The Yankees won 4-2 on Monday night in a low scoring game that still featured five home runs. There was Aaron Judge’s game-tying blast. Aaron Hicks giving the Yankees an eighth inning lead with a solo homer.
And Gary Sanchez’s homer providing insurance.
But the unsung hero of this game was Chad Green. Green entered in the fifth inning in relief of an injured Luis Cessa. With the Yankees trailing 2-1, Green kept the Mets close with 2.1 innings of shutout relief, striking out four and allowing only a sixth inning walk to Yoenis Cespedes. “He’s been able to be a multiple inning guy for us, which in today’s world is really important,” Girardi said. “And you don’t always see multiple inning guys that are strikeout guys. He has both which is really important, especially a lot of times when you play at this ballpark. His season, so far up to this point, has been extremely impressive.”
Hall of Fame manager Earl Weaver felt that the best place for a young pitcher is long relief. He would probably approve of Green, despite the pitcher wearing pinstripes and not Oriole colors. Green has been under the radar in a bullpen with superstars but has looked so good at other times that Girardi has fielded questions about Green possibly starting.
Coming into Monday, Green led the Majors striking out 49.1% of the batters he’s faced. He now has at least two strikeouts in fourteen of his last 15 appearances. And he’s fifth among AL relievers in ERA.
This is a long way from spring training 2016, when he was a non-roster invitee and was 0-2 with a 16.88 ERA. “I think every game right now is big,” Green said. “Especially after a tough loss last night it was good to watch that game.”
Sometimes a long reliever can find himself pitching in mop-up situations after a starter gets shelled, but Green has pitched in high-leverage situations. The right-handed pitcher isn’t overthinking things. “Just trying to take it a day at a time,” Green said. “Not looking too far into the future.”

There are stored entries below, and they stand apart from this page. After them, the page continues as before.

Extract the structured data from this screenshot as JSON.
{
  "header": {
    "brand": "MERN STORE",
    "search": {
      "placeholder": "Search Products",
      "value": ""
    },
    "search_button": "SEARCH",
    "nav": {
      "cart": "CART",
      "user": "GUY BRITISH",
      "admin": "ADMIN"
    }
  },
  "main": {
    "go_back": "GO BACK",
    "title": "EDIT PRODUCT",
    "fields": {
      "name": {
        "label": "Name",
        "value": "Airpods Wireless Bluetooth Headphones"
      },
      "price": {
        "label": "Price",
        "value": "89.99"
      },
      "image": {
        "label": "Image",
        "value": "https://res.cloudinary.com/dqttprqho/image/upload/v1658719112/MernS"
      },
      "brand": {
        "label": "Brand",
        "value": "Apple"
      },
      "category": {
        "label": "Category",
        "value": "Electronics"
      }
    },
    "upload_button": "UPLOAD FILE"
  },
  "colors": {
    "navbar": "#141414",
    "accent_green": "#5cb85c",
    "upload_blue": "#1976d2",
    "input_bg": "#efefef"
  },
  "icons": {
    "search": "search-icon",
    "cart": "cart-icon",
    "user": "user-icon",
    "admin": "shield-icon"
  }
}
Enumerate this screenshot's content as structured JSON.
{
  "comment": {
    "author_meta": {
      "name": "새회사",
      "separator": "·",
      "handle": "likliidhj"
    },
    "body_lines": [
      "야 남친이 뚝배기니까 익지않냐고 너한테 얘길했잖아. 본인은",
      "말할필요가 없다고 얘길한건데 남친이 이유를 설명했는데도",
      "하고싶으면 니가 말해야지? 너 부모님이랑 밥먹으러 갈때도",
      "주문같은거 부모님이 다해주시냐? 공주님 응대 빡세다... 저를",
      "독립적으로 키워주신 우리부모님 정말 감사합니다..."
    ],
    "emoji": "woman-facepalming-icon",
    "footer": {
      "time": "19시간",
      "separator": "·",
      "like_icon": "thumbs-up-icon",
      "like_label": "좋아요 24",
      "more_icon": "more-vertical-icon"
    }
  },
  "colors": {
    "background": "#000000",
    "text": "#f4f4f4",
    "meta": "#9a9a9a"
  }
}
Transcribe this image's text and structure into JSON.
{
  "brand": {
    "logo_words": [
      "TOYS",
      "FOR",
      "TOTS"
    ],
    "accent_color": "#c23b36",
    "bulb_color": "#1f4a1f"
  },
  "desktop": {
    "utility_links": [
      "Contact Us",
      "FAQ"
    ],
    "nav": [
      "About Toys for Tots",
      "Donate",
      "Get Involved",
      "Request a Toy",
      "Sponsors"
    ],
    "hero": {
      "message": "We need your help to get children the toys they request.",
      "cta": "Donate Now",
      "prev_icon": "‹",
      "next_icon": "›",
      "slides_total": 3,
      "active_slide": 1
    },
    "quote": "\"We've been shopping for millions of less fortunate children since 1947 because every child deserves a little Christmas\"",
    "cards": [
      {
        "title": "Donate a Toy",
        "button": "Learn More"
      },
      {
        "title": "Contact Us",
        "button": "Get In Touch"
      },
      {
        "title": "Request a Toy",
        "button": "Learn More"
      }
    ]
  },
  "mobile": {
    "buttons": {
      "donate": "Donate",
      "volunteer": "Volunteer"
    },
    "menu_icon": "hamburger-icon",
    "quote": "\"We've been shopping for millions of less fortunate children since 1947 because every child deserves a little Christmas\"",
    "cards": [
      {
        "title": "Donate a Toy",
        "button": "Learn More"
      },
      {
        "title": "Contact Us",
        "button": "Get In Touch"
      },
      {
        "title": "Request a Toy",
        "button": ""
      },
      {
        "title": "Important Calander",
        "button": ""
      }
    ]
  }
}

Green went 2-4 with a save and a 4.73 ERA in 12 games (eight starts) last season. He kept shuttling between the majors and minors, with an impressive 1.52 ERA in 16 starts in Triple-A. A right elbow injury ended his season in early September but he’s been healthy this season.
He said that he talks to the other pitchers in the bullpen and takes a little advice from each of them.
Whatever it is they imparted on him, Green has been one of the better arms in the AL, let alone the Yankee bullpen. Plus Girardi can bridge the gap from his starters to set-up men so much easier.
Green had five stints with the Yankees last season and two this year, but it’s safe to say he won’t be sent back to the minors this season.